Studenten stürmen Uni in Bilbao

Paul 21.05.2008 - 08:16
Etwa 200 Studenten haben gestern die Uni in Bilbao gestürmt, um gegen die Repression gegen sechs Studenten zu protestieren, die im Rahmen von Protesten gegen Bologna angeklagt wurden. Es kam zu einer heftigen Schlacht, wie hier zu sehen ist.  http://www.eitb24.com/multimedia/audios/es/sociedad/2008052013204711/Momento-de-los-incidentes-registrados-en-la-UPV/

Angeblicher ETA-Chef verhaftet

Ralf 21.05.2008 - 08:49
Wieder einmal soll der ETA-Chef verhaftet worden sein ( http://www.gara.net/paperezkoa/20080521/78746/es/Arrestados-cuatro-presuntos-militantes-ETA-Burdeos). Mit
Francisco Javier López Peña sind in Bordeaux gestern Nacht drei weitere
mutmaßliche ETA-Mitglieder verhaftet worden, die sicher in der Organisation
zum Teil einiges Gewicht hatten. Doch in der ETA gibt es keinen Chef, weshalb man die Organisation (anders als die PKK zum Beispiel) auch nicht "enthaupten" kann, wie in immer wiederkehrenden Stellungnahmen zu hören ist.
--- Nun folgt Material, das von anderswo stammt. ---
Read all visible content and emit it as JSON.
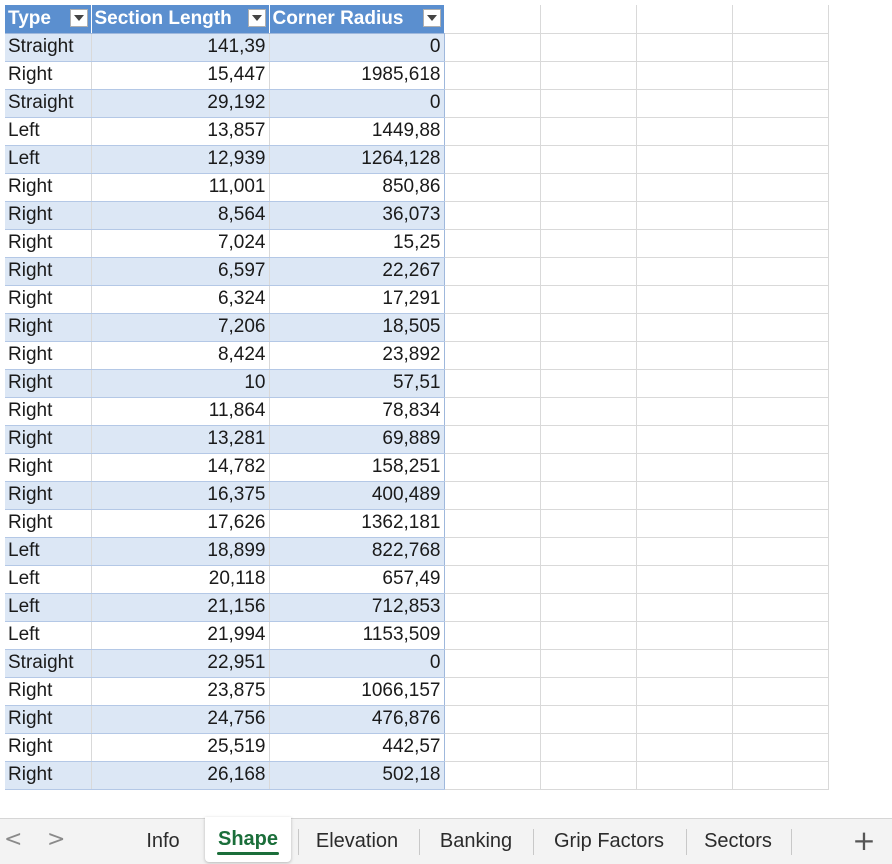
{
  "table": {
    "headers": [
      "Type",
      "Section Length",
      "Corner Radius"
    ],
    "rows": [
      [
        "Straight",
        "141,39",
        "0"
      ],
      [
        "Right",
        "15,447",
        "1985,618"
      ],
      [
        "Straight",
        "29,192",
        "0"
      ],
      [
        "Left",
        "13,857",
        "1449,88"
      ],
      [
        "Left",
        "12,939",
        "1264,128"
      ],
      [
        "Right",
        "11,001",
        "850,86"
      ],
      [
        "Right",
        "8,564",
        "36,073"
      ],
      [
        "Right",
        "7,024",
        "15,25"
      ],
      [
        "Right",
        "6,597",
        "22,267"
      ],
      [
        "Right",
        "6,324",
        "17,291"
      ],
      [
        "Right",
        "7,206",
        "18,505"
      ],
      [
        "Right",
        "8,424",
        "23,892"
      ],
      [
        "Right",
        "10",
        "57,51"
      ],
      [
        "Right",
        "11,864",
        "78,834"
      ],
      [
        "Right",
        "13,281",
        "69,889"
      ],
      [
        "Right",
        "14,782",
        "158,251"
      ],
      [
        "Right",
        "16,375",
        "400,489"
      ],
      [
        "Right",
        "17,626",
        "1362,181"
      ],
      [
        "Left",
        "18,899",
        "822,768"
      ],
      [
        "Left",
        "20,118",
        "657,49"
      ],
      [
        "Left",
        "21,156",
        "712,853"
      ],
      [
        "Left",
        "21,994",
        "1153,509"
      ],
      [
        "Straight",
        "22,951",
        "0"
      ],
      [
        "Right",
        "23,875",
        "1066,157"
      ],
      [
        "Right",
        "24,756",
        "476,876"
      ],
      [
        "Right",
        "25,519",
        "442,57"
      ],
      [
        "Right",
        "26,168",
        "502,18"
      ]
    ]
  },
  "sheet_tabs": {
    "prev_arrow": "<",
    "next_arrow": ">",
    "tabs": [
      "Info",
      "Shape",
      "Elevation",
      "Banking",
      "Grip Factors",
      "Sectors"
    ],
    "active": "Shape",
    "add_label": "+"
  },
  "colors": {
    "header_bg": "#5b8fcf",
    "band_bg": "#dce7f5",
    "active_tab": "#1b6e3a"
  },
  "icons": {
    "filter": "chevron-down-icon",
    "add": "plus-icon"
  }
}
Komisch ist zum Beispiel, dass unter den Verhafteten nicht Josu Urrutikoetxea, der bisher stets als ETA-Chef gehandelt wurde. Lopez Peña wurde erst seit dem letzten Sommer als angeblicher ETA-Führer aufgebaut. Es handelt sich bei den Verhafteten wohl um Führer des politischen Apparats der ETA und nicht aus dem militärischen Apparat (Waffen und Sprengstoffe wurden, bis auf die vier Pistolen der Verhafteten, nicht gefunden). Peña soll auch an den Verhandlungen mit den Sozialisten teilgenommen haben und es könnte sein, dass es ihm wie Mikel Albisu (Antza) erging, an dessen Fersen sich die Sicherheitskräfte nach den Verhandlungen 1999 gehängt hatten, es gelang ihm aber, anders als den übrigen Verhandlungsmitgliedern, der Verfolgung etliche Jahre zu entkommen. Dass er kurz vor einem neuen Friedensprozess verhaftet wurde, war ein schlechtes Zeichen und zeigte an, dass der Friedenswillen der spanischen Sozialisten nur sehr begrenzt war.

Jedenfalls dürfte auch mit diesen Verhaftungen die Bereitschaft der ETA geringer werden, sich wieder an einen Tisch zu setzen und sicher wurde die Gruppe geschwächt, die Verhandlungen vorangetrieben haben. Man darf bei solchen Verhaftungen auch davon ausgehen, dass die Leute schon länger unter Kontrolle standen und nach den neuen Anschlägen nun Medienwirksam verhaftet wurden, um Effektivität zu zeigen.

Trotzdem wird diesmal nicht posaunt, die ETA sei am Ende und alsbald militärisch besiegt. Nach den letzten Anschlägen heißt es vielmehr, sie habe eine gut ausgebaute Infrastruktur und mit schweren Anschlägen müsse jederzeit gerechnet werden.